What advice would you give to other chefs or restauranteurs to thrive and avoid burnout?

It is never easy, and never perfect, but on Sundays, I try not to answer my phone. I have me time. It is important to step away. Sometimes I do think it is necessary to force yourself to go home early and take a breather. You can always find something else to stay for, but there is benefit in taking that beat, that breather.

What are your “5 Things I Wish Someone Told Me When I First Started as a Restauranteur or Chef” and why? Please share a story or an example for each.

1. The most important thing I have learned is to start from a good financial foundation. You must be properly capitalized. The amount of stress you are going to be under as you operate and open is going to be plentiful, so for you to worry about your financial well-being or the amount of debt you are taking on, instead of worrying about creating and running your operation will be astronomical. So, start from a good financial base. You don’t want to be handcuffed by the financial baggage you have; you need that space to create.

2. You must have a good team. As a chef, I especially appreciate a tripod of three essential people: a strong front-of-house person, a good admin, legal, financial person, and yourself.

3. You must be consistent. If you are not, you will fail. Consistency is everything. Some chefs will change menus so frequently they cannot catch their breath and business never stabilizes. Changing dishes every two weeks is a good thing, but not if you cannot execute it well. I have also seen the benefit it gives your team to have the muscle memory of a group of dishes, which allows the space for creativity in other things.

4. Create a positive work environment and culture. In my first eight years, I got hit with a recession for three years. We were in survival mode. In 2018, I chilled out, and my intensity dropped. Before that, I was difficult and demanding. The pressure made me act in a way that is not my nature, and if I could go back in time, I would do things differently.

5. The service and dining room experience must be experiential. People must be wowed. Dinner must be more than sit down, dinner, drinks, goodbye. You must elevate your execution to stand out.

What’s the one dish people have to try if they visit your establishment?

ilili is a place for a feast. It is not a one dish restaurant; it is a multi-dish experience with a multitude of choices. No one comes for a linear experience at ilili. That said, if you are a steak tartare connoisseur, I recommend our Kibbeh Naye Beirutieh. If you are a Brussels sprouts hater, we will convert you with ours; we serve them with grapes, fig jam, walnuts, and mint yogurt.

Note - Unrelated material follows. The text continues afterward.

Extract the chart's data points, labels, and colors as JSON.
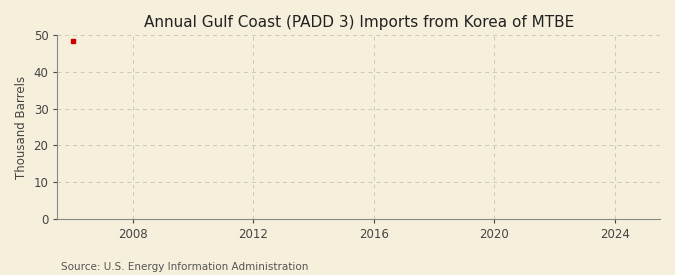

You are a person of enormous influence. If you could inspire a movement that would bring the most amount of good to the most amount of people, what would that be? You never know what your idea can trigger.

I would not allow countries to go to war against each other without a one-year conversation between the people. I hate war. Death is unacceptable. As we evolve as a species, war should be something of the past. Let people speak to each other.

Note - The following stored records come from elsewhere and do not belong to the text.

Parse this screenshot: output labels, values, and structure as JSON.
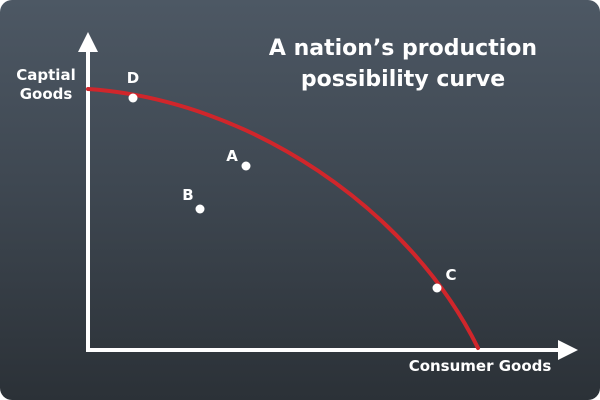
{
  "title": {
    "line1": "A nation’s production",
    "line2": "possibility curve"
  },
  "axes": {
    "y_label_line1": "Captial",
    "y_label_line2": "Goods",
    "x_label": "Consumer Goods"
  },
  "points": {
    "a": "A",
    "b": "B",
    "c": "C",
    "d": "D"
  },
  "colors": {
    "background_top": "#4d5864",
    "background_bottom": "#2b3137",
    "curve": "#d0262b",
    "axis": "#ffffff",
    "point": "#ffffff"
  }
}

My movement would be about generosity and healing through conversation, dialogue, and helping others. Something I have learned, and I am sure a lot of others did as well this past year, is that giving is more important than your bottom line. On August 4th, when the Beirut Blast hit, we knew he had to do something. Even while operating in the red during the lockdown, we were able to raise over 60,000 dollars for Beirut, in counting. You cannot stop being charitable when you are in distress. It is these times when your charity matters most.

Thank you so much for these insights. This was very inspirational!